Tan Cheng Bock's 2nd presidential bid: It's a tactical move, say political observers

Observers view Dr Tan's move as calculated at increasing his chances of qualifying for the next presidential election, even as a review of the eligibility criteria is under way.
Observers view Dr Tan's move as calculated at increasing his chances of qualifying for the next presidential election, even as a review of the eligibility criteria is under way. ST PHOTO: MARK CHEONG

Former presidential candidate Tan Cheng Bock's declaration that he wanted to stand again was seen as a tactical move by political observers yesterday. They viewed it as calculated at increasing his chances of qualifying for the next presidential election, even as a review of the eligibility criteria is under way.

National University of Singapore (NUS) sociologist Tan Ern Ser said if the revised qualification criteria end up leaving Dr Tan ineligible to stand, it "may have the effect of causing some disquiet among segments of the electorate".

Dr Tan is "throwing a spanner in the works before the commission gets down to recommending any new criteria which may turn out to disqualify candidates with his kind of credentials", he added.

A nine-member Constitutional Commission led by Chief Justice Sundaresh Menon is reviewing eligibility criteria for candidates, the role of the Council of Presidential Advisers, and steps to ensure minority candidates have a chance to be elected from time to time.

 

Strategy aside, former Nominated MP Zulkifli Baharudin sees Dr Tan's move to stake a claim as a good step: "The electorate can start thinking if this is who they want to be president."

Dr Tan also said the president cannot stop Parliament from passing a Bill, but could withhold assent in some cases and issue a statement on his disagreement.
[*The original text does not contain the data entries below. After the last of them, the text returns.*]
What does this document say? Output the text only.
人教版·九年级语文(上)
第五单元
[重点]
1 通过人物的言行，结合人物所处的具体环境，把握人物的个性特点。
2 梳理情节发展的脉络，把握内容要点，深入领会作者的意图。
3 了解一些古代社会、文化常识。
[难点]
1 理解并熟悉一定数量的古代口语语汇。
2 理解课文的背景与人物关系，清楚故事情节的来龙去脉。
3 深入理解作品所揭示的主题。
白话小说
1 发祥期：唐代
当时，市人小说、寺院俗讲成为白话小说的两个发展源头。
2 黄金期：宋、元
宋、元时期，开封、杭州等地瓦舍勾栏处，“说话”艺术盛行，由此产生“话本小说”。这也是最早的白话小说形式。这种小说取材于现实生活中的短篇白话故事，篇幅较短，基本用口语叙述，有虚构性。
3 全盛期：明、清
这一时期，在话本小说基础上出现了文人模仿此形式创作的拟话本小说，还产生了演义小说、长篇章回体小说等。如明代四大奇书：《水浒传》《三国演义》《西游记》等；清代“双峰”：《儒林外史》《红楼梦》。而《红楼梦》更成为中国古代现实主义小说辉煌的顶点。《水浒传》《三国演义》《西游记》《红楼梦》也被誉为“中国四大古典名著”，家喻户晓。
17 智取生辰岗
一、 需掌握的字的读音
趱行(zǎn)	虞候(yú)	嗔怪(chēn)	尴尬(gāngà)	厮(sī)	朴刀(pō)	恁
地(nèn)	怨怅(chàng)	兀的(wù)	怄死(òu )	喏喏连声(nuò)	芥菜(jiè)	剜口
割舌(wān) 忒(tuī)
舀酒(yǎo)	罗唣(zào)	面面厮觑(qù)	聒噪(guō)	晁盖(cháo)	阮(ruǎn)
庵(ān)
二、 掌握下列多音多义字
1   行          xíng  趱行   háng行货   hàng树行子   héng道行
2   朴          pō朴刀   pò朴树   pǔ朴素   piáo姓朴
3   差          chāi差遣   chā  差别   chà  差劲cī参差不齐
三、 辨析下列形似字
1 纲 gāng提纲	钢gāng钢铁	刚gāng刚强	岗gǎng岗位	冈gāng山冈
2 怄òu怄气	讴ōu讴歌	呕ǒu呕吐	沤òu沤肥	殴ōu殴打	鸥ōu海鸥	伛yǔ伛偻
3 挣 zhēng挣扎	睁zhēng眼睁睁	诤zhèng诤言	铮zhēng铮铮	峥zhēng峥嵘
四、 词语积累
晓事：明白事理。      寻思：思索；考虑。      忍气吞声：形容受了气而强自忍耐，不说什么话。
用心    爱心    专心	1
But Mr Zulkifli said candidates had to be clear that Singapore has a parliamentary system, and the president has to support and strengthen it, not openly disagree with policies. "It's fine if the president wants to call on the prime minister, or the leader of the opposition, to offer his thoughts," he said.

"But at the end of the day, it is up to Parliament to debate and for the Government to decide what to do. The president can't pick up a loudhailer to say he disagrees."

NUS' Associate Professor Tan believes it is the president's prerogative to express disagreement with Parliament and provide another layer of checks on issues within his purview, which is important should there be a rogue Parliament. "However, if we have a responsible Parliament and Government, having frequent open clashes between the president and Parliament and the Government may undermine the Government's capacity to rule effectively," he said.

But Singapore Management University law don Eugene Tan said Dr Tan appears to have adopted a more moderate stance, and this could be due to the strong support the People's Action Party got in last year's general election: "He must have sensed that presenting himself as someone who will not rock the boat would probably go down well."